As an actor, he has worked professionally for Downstage (Wellington), Centrepoint (Palmerston North) and Wow! Productions (Dunedin) amongst other companies.

== Awards ==
- 2004: Best director for Albert Speer by David Edgar, Chapman Tripp Theatre Awards
- 2006: Production of the Year for Yours Truly by Albert Belz, Chapman Tripp Theatre Awards
- Nominated for the following Chapman Tripp Theatre Awards: The Sojourns of Boy by Jo Randerson (best director, best production and most original production 1999); Irish Annals of Aotearoa by Simon O'Connor (best director, best production and most original production, 2001); Yours Truly by Albert Belz (best director, 2006); Charles Darwin: Collapsing Creation by Arthur Meek (best director, 2009); West End Girls by Ken Duncum (best director, 2012)

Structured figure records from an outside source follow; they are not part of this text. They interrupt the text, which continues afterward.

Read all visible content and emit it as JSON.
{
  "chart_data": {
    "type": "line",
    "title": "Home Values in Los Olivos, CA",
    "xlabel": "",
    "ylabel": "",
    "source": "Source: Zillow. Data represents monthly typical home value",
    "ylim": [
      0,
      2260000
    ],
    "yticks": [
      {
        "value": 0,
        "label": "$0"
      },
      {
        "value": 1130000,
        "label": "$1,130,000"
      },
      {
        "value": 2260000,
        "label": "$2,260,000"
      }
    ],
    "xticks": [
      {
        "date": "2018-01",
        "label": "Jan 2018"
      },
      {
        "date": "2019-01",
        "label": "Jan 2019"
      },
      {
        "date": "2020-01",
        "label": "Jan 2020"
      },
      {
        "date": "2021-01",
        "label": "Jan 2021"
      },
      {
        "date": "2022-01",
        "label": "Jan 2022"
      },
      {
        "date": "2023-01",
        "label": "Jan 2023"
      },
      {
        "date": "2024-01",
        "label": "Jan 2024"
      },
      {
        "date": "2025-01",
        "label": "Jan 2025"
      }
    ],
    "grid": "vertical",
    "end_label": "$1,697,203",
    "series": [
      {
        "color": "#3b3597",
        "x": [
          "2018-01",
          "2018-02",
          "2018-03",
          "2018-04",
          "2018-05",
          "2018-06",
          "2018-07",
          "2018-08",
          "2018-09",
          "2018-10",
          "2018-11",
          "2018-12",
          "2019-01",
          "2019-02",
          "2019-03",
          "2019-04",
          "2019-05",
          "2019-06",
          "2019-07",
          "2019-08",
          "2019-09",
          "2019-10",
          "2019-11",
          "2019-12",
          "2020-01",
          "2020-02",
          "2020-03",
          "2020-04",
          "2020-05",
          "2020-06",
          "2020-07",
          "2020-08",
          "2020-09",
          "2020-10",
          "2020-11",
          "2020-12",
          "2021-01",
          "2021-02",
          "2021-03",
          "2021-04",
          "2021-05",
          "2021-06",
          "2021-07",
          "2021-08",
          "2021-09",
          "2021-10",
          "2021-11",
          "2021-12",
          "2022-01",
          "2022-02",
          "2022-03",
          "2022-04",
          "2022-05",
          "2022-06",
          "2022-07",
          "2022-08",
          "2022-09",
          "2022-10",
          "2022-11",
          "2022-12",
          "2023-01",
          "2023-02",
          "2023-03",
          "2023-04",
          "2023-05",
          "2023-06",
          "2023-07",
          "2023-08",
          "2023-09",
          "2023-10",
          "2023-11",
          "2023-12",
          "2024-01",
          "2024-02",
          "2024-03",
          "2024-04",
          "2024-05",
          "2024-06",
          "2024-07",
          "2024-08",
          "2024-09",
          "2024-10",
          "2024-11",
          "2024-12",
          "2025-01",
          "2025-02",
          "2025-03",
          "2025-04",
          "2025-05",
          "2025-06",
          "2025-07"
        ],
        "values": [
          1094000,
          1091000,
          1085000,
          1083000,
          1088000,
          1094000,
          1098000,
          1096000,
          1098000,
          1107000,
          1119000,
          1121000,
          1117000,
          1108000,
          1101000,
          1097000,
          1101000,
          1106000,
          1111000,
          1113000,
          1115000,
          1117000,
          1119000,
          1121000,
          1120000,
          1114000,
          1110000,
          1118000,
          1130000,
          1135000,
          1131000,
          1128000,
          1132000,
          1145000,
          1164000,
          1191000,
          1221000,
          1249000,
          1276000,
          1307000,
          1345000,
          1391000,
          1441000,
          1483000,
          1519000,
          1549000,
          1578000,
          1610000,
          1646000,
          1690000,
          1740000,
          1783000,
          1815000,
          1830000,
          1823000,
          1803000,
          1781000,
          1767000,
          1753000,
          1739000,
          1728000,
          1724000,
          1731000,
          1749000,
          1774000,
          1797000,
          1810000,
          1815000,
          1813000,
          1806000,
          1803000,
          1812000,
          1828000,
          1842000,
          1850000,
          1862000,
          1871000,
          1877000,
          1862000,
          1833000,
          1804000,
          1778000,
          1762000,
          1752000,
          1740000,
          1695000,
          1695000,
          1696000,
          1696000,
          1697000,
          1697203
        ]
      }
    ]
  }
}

- Nominated for Best Director (with Lori Leigh) for Hamlet, Wellington Theatre Awards, 2019.
- 2015: Po' Okela Award from the Hawai’i State Theatre Council, for his direction of Victor Rodger’s My Name is Gary Cooper at Kumu Kahua Theater, Honolulu.
- 2016: Created Life Member, Australasian Association for Theatre, Drama and Performance Studies.
- 2018: Rob Jordan Book Prize, awarded by the Australasian Association for Theatre, Drama and Performance Studies, for Floating Islanders (joint award with Lisa Warrington).
- 2023: Mayoral Award for Significant Contribution to Theatre, Wellington Theatre Awards 2023.